尽管大型语言模型（llm）已经在许多领域展示了重要的价值，但在水科学和技术中评估其性能或增强其能力的研究仍然有限。本研究通过开发名为WaterER的评估套件（即1043项任务），初步评估了8个基础模型（即GPT-4、GPT-3.5、Gemini、GLM-4、ERNIE、QWEN、Llama3-8B和Llama3-70B）在工程和研究中广泛的水知识任务上的性能。GPT-4在工程和研究中的各种水知识任务中表现出色。Llama3-70B在中文工程查询中表现最好，而面向中文的模型在英文工程任务中表现优于GPT-3.5。Gemini展示了在废水处理、环境恢复、饮用水处理、卫生、厌氧消化和污染物方面的专业学术能力。为了进一步推进llm，我们采用了即时工程（即五次学习），并将开源的Llama3-8B微调成一个专门的模型，即WaterGPT。WaterGPT表现出更强的推理能力，在英语工程任务和研究任务上的表现分别超过Llama3-8B 135.4%和18.8%。此外，事实证明，微调比即时工程更可靠、更有效。总的来说，本研究建立了各种llm在水务部门的基线绩效，同时强调了强大的评估框架和增强技术，以确保llm的有效和可靠使用。

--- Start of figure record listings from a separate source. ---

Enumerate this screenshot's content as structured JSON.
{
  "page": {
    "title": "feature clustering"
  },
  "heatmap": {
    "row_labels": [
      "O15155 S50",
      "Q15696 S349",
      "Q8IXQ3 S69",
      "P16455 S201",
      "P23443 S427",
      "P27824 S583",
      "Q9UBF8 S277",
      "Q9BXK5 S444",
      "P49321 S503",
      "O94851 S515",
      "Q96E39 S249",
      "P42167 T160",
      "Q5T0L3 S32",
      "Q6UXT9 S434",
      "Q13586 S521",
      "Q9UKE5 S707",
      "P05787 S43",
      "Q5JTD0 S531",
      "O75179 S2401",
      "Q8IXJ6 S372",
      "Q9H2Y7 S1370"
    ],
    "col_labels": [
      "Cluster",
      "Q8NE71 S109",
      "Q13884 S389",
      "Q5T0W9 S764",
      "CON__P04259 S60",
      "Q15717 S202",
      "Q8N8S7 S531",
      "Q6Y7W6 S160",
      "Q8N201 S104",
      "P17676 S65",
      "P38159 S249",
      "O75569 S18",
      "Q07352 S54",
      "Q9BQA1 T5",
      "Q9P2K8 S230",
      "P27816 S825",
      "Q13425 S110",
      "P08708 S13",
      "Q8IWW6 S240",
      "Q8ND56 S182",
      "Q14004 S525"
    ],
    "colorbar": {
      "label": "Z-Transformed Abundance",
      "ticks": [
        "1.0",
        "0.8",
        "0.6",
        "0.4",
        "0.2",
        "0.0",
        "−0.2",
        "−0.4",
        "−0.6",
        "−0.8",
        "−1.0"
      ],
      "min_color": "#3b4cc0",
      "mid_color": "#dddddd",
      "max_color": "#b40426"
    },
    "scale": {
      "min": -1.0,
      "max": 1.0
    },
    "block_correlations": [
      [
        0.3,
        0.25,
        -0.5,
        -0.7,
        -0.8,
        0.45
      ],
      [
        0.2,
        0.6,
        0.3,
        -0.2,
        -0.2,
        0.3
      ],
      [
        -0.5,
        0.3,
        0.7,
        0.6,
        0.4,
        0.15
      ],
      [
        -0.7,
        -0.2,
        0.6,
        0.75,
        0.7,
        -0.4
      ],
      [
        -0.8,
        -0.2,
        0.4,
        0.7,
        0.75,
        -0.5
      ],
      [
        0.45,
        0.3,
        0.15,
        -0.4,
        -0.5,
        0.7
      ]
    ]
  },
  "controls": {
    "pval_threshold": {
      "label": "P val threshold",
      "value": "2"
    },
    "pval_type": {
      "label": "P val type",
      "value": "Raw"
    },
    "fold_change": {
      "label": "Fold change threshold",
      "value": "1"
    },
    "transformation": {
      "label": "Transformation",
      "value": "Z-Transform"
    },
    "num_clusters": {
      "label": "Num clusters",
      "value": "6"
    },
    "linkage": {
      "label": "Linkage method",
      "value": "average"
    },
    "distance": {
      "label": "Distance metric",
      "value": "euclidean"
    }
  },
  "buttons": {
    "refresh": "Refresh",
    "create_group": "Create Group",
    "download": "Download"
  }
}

本文章由计算机程序翻译，如有差异，请以英文原文为准。

求助全文

约1分钟内获得全文求助全文

来源期刊

Environmental Science & Technology Letters Environ. ENGINEERING, ENVIRONMENTALENVIRONMENTAL SC-ENVIRONMENTAL SCIENCES

CiteScore

17.90

自引率

3.70%

发文量

163

期刊介绍： Environmental Science & Technology Letters serves as an international forum for brief communications on experimental or theoretical results of exceptional timeliness in all aspects of environmental science, both pure and applied. Published as soon as accepted, these communications are summarized in monthly issues. Additionally, the journal features short reviews on emerging topics in environmental science and technology.